Five seconds was a generous amount of time.
Molly leaned up against the opposite wall, then launched herself through the doorway. Steel banged against the cinder block. As she sailed through the air, hands outstretched in front of her, she heard a
beep beep
and a pneumatic
hisssssssss.
The device had been placed above the doorway, some kind of delivery nozzle pointed down—just as she thought it might be. She imagined the nerve agent coating the backs of her bare legs, her heels … but no, that wasn’t possible, she’d moved too fast. She was fine. She was
fine.
Her palms slapped the concrete landing below and she regained her balance and immediately twisted to the left, planted both feet on the ground, then flipped backwards down the flight of stairs, her outstretched palms waiting for the harsh slap of concrete so she could twist her body to the right this time, and then feel the concrete beneath her feet again, and flip backwards again….
This was just a vault and floor routine, she told herself. Just like 1988.
Only, no rubber foam or plywood or springs. No music. No padding on the perimeters. No choreography.
Simply cold, unforgiving concrete.
She could do this.
And her glasses were going to stay on her face the whole routine.
Because she wanted them to see
everything.
McCoy, who was finally out of the bathroom, squinted at one of the laptop monitors. He settled into his chair.
“She’s stunning, isn’t she?” McCoy said, pulling the zipper up on his jeans and trying to find the buckle to his black leather belt.
“I’m dizzy,” Keene said.
“How is she taping this?”
The image on the monitor was a Steadicam nightmare: a shaky, floor-over-ceiling-over-floor blur of motion, with a cinder block wall doing a violent 180 every so often.

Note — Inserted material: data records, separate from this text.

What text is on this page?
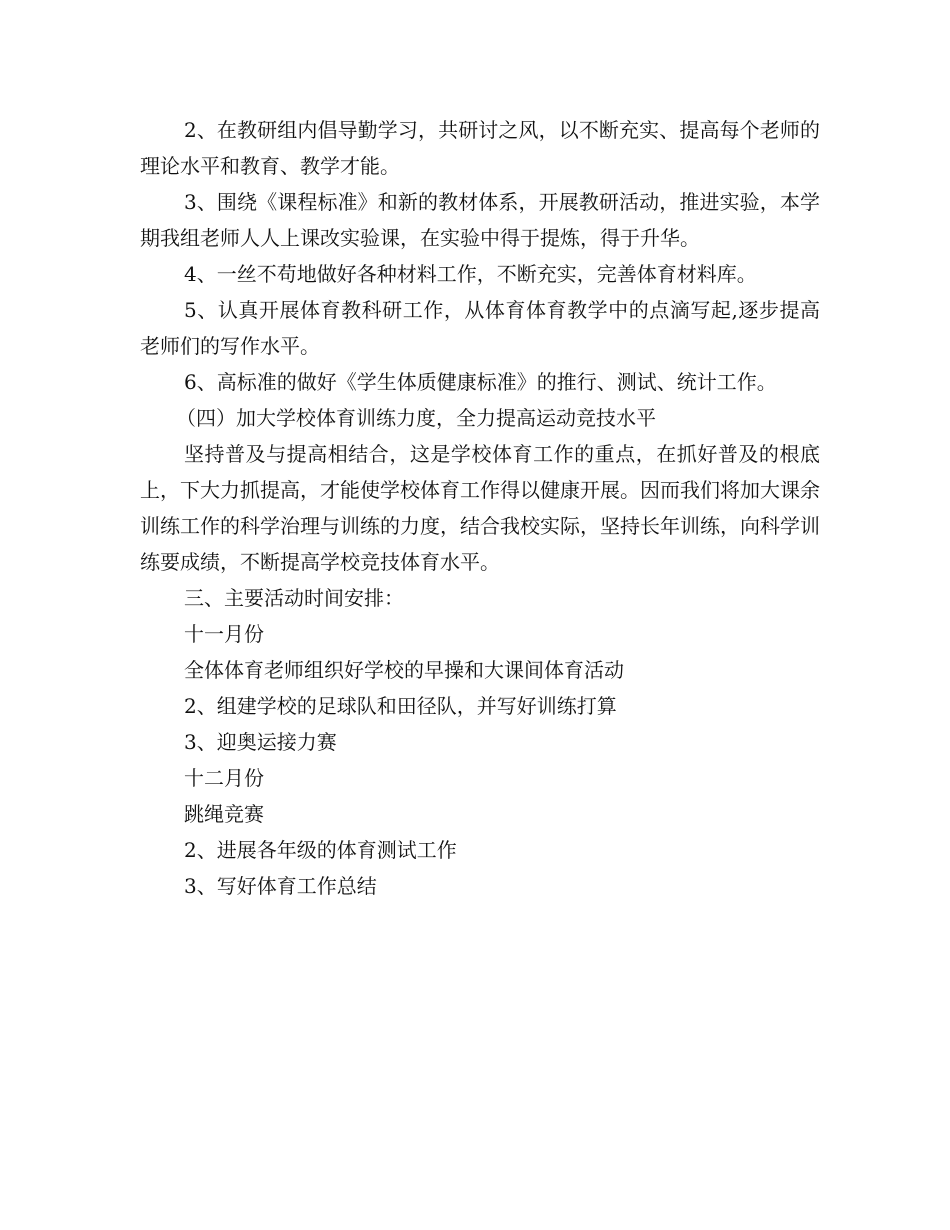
2、在教研组内倡导勤学习，共研讨之风，以不断充实、提高每个老师的理论水平和教育、教学才能。

3、围绕《课程标准》和新的教材体系，开展教研活动，推进实验，本学期我组老师人人上课改实验课，在实验中得于提炼，得于升华。

4、一丝不苟地做好各种材料工作，不断充实，完善体育材料库。

5、认真开展体育教科研工作，从体育体育教学中的点滴写起,逐步提高老师们的写作水平。

6、高标准的做好《学生体质健康标准》的推行、测试、统计工作。

（四）加大学校体育训练力度，全力提高运动竞技水平

坚持普及与提高相结合，这是学校体育工作的重点，在抓好普及的根底上，下大力抓提高，才能使学校体育工作得以健康开展。因而我们将加大课余训练工作的科学治理与训练的力度，结合我校实际，坚持长年训练，向科学训练要成绩，不断提高学校竞技体育水平。

三、主要活动时间安排：

十一月份

全体体育老师组织好学校的早操和大课间体育活动

2、组建学校的足球队和田径队，并写好训练打算

3、迎奥运接力赛

十二月份

跳绳竞赛

2、进展各年级的体育测试工作

3、写好体育工作总结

“Cameras in her spectacles. I saw her put them on. She showed us three fingers before proceeding.”
“Three fingers,” McCoy repeated.
“But what is she doing? She came blasting through that door like someone was after her with a gun. Now she’s trying to qualify for the Olympics by flipping down a bloody fire tower. Strange way to make a getaway. She’s not even finished her operation.”
McCoy wasn’t paying attention, though. He kept his eyes on the monitor and searched the table for the thick file Girlfriend had sent him. “Number three, number three,” he said. “Yeah, that’s Goins.”
“Odd thing was, she took time to set up the door handle before going berserk.”